Look at the very first paragraph--The first sentence is a mixture of brilliant metaphor, simile, and syntactic suspense: " Through the bloody September twilight, aftermath of sixty-two rainless days, it had gone like a fire in dry grass---the rumor, the story, whatever it was." The phrase "aftermath of sixty-two rainless days" is specific and acts as the suspensive element of the sentence.

The next sentence is really a fragment and its quickness punctuates the first and third sentences. It is conversational--just a half thought the narrator mutters to himself. "Something about Miss Minnie Cooper and a Negro."

The third sentence, however, is the grand finale of the paragraph: "Attacked, insulted, frightened: none of them, gathered in the barber shop on that Saturday evening where the ceiling fan stirred, without freshening it, the vitiated air, sending back upon them, in recurrent surges of stale pomade and lotion, their own stale breath and odors, knew exactly what had happened." How brilliantly long and suspensive.

What gives this sentence its suspense, however, is the great three line noun phrase at its center: "gathered in the barber shop on that Saturday evening where the ceiling fan stirred, without freshening it, the vitiated air, sending back upon them, in recurrent surges of stale pomade and lotion, their own stale breath and odors." Without this suspense, the sentence would simply read "Attacked, insulted, frightened: none of them knew exactly what had happened." But Faulkner, of course, won't give up his plot line so easily.

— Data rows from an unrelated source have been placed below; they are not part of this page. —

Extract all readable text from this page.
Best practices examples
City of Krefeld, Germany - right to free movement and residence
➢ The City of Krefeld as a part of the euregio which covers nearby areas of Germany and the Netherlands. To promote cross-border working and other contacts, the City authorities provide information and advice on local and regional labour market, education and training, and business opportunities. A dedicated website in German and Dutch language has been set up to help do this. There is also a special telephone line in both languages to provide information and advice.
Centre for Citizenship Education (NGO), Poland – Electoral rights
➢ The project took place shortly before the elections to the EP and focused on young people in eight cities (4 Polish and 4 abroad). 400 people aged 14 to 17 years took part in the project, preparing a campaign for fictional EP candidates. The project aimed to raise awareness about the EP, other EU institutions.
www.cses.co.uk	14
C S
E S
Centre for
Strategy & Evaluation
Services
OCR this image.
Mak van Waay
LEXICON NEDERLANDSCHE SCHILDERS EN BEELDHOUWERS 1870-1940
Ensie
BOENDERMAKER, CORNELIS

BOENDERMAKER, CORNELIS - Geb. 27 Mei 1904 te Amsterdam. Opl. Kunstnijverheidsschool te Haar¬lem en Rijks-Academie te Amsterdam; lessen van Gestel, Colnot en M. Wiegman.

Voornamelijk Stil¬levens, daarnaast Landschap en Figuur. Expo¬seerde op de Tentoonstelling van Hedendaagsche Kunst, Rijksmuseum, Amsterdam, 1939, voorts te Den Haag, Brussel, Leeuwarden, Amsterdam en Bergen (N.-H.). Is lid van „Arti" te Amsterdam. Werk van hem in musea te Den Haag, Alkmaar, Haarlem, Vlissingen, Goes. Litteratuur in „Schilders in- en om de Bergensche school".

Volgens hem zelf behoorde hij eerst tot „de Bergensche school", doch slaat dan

This sentence is rather parallel to a rumor in the flesh--it rolls on for longer than it should and finally ends with no one really knowing "exactly what happened."

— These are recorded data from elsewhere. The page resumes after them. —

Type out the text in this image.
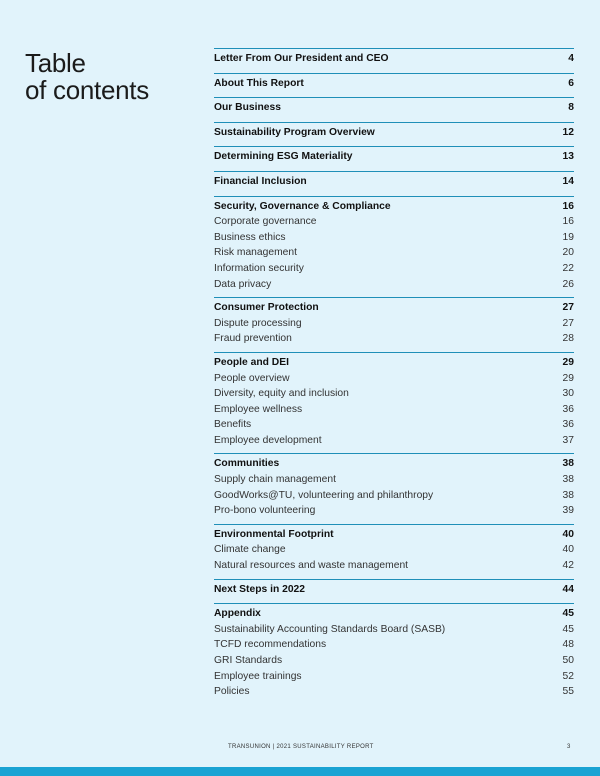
Table
of contents
Letter From Our President and CEO	4
About This Report	6
Our Business	8
Sustainability Program Overview	12
Determining ESG Materiality	13
Financial Inclusion	14
Security, Governance & Compliance	16
Corporate governance	16
Business ethics	19
Risk management	20
Information security	22
Data privacy	26
Consumer Protection	27
Dispute processing	27
Fraud prevention	28
People and DEI	29
People overview	29
Diversity, equity and inclusion	30
Employee wellness	36
Benefits	36
Employee development	37
Communities	38
Supply chain management	38
GoodWorks@TU, volunteering and philanthropy	38
Pro-bono volunteering	39
Environmental Footprint	40
Climate change	40
Natural resources and waste management	42
Next Steps in 2022	44
Appendix	45
Sustainability Accounting Standards Board (SASB)	45
TCFD recommendations	48
GRI Standards	50
Employee trainings	52
Policies	55
TRANSUNION | 2021 SUSTAINABILITY REPORT	3
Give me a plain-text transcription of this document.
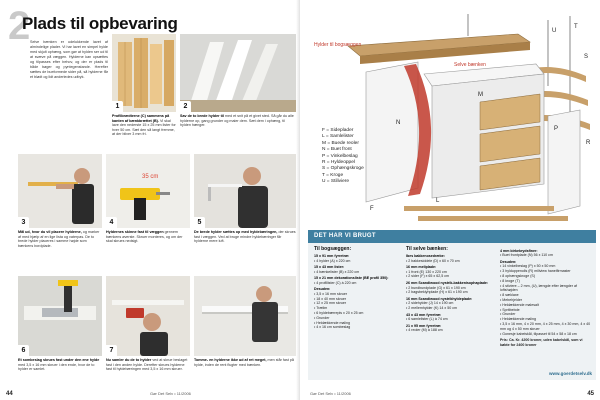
2
Plads til opbevaring
Selve bænken er udelukkende lavet af almindelige plader. Vi har lavet en simpel hylde med skjult ophæng, som gør at hylden ser ud til at svæve på væggen. Hylderne kan opsættes og tilpasses efter behov, og der er plads til både bøger og pyntegenstande. Herefter sættes de bueformede sider på, så hylderne får et blødt og lidt anderledes udtryk.
1
Profilbrædterne (C) sammens på kanten af bænkbrættet (B). Vi skal lave den nederste 15 x 25 mm lister for hver 50 cm. Sæt den så langt fremme, at der bliver 3 mm fri.
2
Sav de to brede hylder til med et snit på et givet sted. Så går du alle hylderne op, gang grunder og maler dem. Sæt dem i ophæng, til hylden hænger.
3
Mål ud, hvor du vil placere hylderne, og marker af med hjælp af en lige lista og vaterpas. De to brede hylder placeres i samme højde som bænkens bordplade.
35 cm
4
Hyldernes skinne fast til væggen gennem bænkens øverste. Skruer monteres, og om der skal skrues nedsigt.
5
De brede hylder sættes op med hyldebæringen, der skrues fast i væggen. Ved at bruge mindre hyldebæringer får hylderne mere luft.
6
Et sombeslag skrues fast under den ene hylde med 3,5 x 16 mm skruer i den ende, hvor de to hylder er samlet.
7
Nu samler du de to hylder ved at skrue beslaget fast i den anden hylde. Derefter skrues hylderne fast til hyldebæringen med 3,5 x 16 mm skruer.
Tomme- en hylderne ikke ud af ret meget, men står fast på hylde, inden de rent flugter med bænken.
44	Gør Det Selv • 11/2006
Hylder til bogsæggen
Selve bænken
U
T
S
R
P
N
M
L
F
F = Sideplader
L = Samlelister
M = Buede reoler
N = Buet front
P = Vinkelbeslag
R = Hyldeoppel
S = Ophængskroge
T = Kroge
U = Stiliviere
DET HAR VI BRUGT
Til bogsæggen:
15 x 91 mm fyrretræ:
• 4 hylder (A) x 220 cm
15 x 43 mm lister:
• 4 bænkelister (B) x 220 cm
15 x 21 mm dekorationsliste (BE profil 350):
• 4 profillister (C) à 220 cm
Desuden:
• 3,5 x 16 mm skruer
• 18 x 40 mm skruer
• 12 x 25 mm skruer
• Trælim
• 6 hyldebærrepls x 20 x 25 cm
• Grunder
• Heldækkende maling
• 4 x 16 cm sombeslag
Til selve bænken:
Ibes bakkenosedræbe:
• 2 bakkesiddele (D) x 60 x 70 cm
16 mm meliplade:
• 1 front (E) 130 x 220 cm
• 2 sider (F) x 65 x 62,5 cm
26 mm Scandiwood nystrik-bakkenisophaplade:
• 2 bundbundplade (G) x 61 x 190 cm
• 2 bagsbeklyhplade (H) x 61 x 190 cm
16 mm Scandiwood nystrikhyldeplade:
• 2 sidehylder (J) 14 x 190 cm
• 2 mellemhylder (K) 14 x 50 cm
43 x 43 mm fyrretræ:
• 6 samlelister (L) à 74 cm
21 x 95 mm fyrretræ:
• 4 reoler (M) à 188 cm
4 mm birkekrydsfiner:
• Buet frontplade (N) 56 x 110 cm
Desuden:
• 14 vinkelbeslag (P) x 50 x 50 mm
• 3 hylduppenolls (R) miliview hanelfirmaster
• 8 ophængskroge (S)
• 8 kroge (T)
• 4 stiviere – 2 mm, (U), længde efter længder af loftshøjden
• 8 sæklaxe
• Mebehjelder
• Heldækkende malesalt
• Spritbebde
• Grunder
• Heldækkende maling
• 3,5 x 16 mm, 4 x 20 mm, 4 x 25 mm, 4 x 30 mm, 4 x 40 mm og 4 x 50 mm skruer
• Gonesje kabelskål, tilpasset til 54 x 58 x 18 cm
Pris: Ca. Kr. 4200 kroner, uden kabelskål, som vi købte for 2400 kroner
www.goerdetselv.dk
Gør Det Selv • 11/2006	45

Another great paragraph is the description of McLendon a little further down into the story. "The screen door crashed open. A man stood in the floor, his feet apart and his heavy-set body poised easily. His white shirt was open at the throat; he wore a felt hat. His hot, bold glance swept the group. His name was McLendon. He had commanded troops at the front in France and had been decorated for valor." The sentences here are short and choppy, the rhythm resembles the pulsing vein I imagine was visibly throbbing on McLendon's red temple at that moment. Each quick sentence is out of breath, much like the tone of the story at this point. The youth is raving and the whole barber shop is upset.

The last sentence of this paragraph is interesting: "He had commanded troops at the front...and had been decorated for valor." Notice it is the only sentence in this paragraph that is explicitly passive. Its information, however, also tells something of McLendon's character--this great, crashing, valiant, white man is overbearing, probably brutish, and implicitly bloodthirsty. That's how I immediately pictured him, anyway.